I don’t use InDesign all that often and when I do it’s for pretty straightforward layout projects. Now I’ve got a problem that totally confounds me and I’m wondering if you can pull me through. Perhaps I’m asking InDesign to do something it can’t do?
I’m trying to marry two images: a photograph of a window (exterior view) and a menu I’m designing, using InDesign. The menu is supposed to fit into the window frame in the photo. The finished image is just going to serve as a presentation for the restaurateur, that’s all, so picture quality is not of essence. None the less I’m going for a photorealistic effect. I want the finished sketch to look nice, not jarring.
I took the photo from a slight angle so the window (one pane of glass) appears trapezoidal in shape. But the trapezoid is none too ‘clean’ or regular because of slight lens distortion.

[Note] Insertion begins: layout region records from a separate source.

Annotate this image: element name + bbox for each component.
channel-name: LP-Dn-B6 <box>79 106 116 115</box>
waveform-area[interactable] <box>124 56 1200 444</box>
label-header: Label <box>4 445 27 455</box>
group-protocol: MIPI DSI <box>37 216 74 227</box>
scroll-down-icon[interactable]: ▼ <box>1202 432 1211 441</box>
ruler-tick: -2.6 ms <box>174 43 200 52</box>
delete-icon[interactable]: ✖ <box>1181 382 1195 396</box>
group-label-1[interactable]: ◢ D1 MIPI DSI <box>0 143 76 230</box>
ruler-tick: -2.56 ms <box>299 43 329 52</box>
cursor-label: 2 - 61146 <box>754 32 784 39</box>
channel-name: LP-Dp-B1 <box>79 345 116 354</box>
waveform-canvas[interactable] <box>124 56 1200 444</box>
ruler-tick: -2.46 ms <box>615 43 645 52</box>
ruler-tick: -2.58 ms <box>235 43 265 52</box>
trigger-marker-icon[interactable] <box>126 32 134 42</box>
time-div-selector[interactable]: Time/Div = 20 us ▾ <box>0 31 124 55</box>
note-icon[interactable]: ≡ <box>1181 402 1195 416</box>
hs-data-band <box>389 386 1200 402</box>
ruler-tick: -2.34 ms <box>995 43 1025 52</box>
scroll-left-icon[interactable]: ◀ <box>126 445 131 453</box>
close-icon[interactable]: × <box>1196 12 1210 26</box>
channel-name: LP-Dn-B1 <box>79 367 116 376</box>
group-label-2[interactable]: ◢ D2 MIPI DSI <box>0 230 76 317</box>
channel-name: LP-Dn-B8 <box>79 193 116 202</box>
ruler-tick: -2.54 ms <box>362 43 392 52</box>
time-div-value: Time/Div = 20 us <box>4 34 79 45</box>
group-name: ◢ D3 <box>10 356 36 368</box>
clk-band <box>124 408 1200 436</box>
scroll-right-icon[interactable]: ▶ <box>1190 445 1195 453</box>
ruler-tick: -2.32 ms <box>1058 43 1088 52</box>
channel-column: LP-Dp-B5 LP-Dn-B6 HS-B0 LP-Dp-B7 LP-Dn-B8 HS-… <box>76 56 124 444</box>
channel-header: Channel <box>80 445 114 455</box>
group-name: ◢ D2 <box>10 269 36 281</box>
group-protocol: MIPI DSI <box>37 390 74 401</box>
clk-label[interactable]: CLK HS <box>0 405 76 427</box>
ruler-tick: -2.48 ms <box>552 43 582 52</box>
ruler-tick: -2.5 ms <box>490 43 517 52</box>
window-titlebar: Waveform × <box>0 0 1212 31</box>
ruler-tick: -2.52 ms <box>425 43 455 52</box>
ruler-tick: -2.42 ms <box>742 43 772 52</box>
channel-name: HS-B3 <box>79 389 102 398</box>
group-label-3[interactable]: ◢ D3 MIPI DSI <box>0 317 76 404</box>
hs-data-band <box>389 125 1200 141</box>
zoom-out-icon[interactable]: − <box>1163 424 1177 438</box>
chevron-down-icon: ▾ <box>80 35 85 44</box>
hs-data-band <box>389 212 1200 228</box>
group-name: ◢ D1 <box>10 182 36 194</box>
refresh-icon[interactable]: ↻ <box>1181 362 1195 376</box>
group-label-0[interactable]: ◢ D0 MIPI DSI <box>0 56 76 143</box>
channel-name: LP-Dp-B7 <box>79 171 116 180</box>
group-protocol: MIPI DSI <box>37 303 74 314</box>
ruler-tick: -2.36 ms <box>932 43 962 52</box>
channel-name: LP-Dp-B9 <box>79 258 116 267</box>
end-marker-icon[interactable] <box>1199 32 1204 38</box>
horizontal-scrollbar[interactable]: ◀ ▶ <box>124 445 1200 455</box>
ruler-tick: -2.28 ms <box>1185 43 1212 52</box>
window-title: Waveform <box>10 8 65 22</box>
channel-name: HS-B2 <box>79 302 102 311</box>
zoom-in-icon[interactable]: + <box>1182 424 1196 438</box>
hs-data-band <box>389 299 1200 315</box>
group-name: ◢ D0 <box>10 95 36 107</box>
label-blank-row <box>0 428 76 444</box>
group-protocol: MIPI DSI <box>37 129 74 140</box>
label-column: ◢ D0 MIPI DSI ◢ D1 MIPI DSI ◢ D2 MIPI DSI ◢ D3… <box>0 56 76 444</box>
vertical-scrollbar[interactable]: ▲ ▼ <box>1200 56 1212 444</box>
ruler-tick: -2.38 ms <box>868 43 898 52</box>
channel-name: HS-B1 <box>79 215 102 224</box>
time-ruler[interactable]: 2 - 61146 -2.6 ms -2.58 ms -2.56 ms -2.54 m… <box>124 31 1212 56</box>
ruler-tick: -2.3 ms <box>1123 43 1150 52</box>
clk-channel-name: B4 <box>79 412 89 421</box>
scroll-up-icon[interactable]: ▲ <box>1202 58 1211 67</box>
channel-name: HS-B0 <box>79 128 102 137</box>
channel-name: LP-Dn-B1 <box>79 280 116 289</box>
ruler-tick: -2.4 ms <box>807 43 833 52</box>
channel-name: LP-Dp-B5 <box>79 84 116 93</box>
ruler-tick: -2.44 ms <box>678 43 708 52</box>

What I did was I ‘placed’ the photograph, in its full size, in an InDesign document to use as reference. The menu I designed is comprised of text and number of photos. I was planning on grouping all the elements in the menu, essentially creating one object that I’d be able to distort (using some type of ‘free transform’ tool) so that it would fit the window frame in my reference photo. To get a match of perspectives.
Once I’d matched the perspective of the menu in InDesign to that of the window frame in the photo I thought I could simply import the distorted menu into Photoshop to finish the job.
I thought this process would be dead simple but it isn’t.
Basically I need a tool in InDesign that allows me to distort/transform an object any which way. I haven’t been able to locate that tool. Or is this something I should be doing in Illustrator?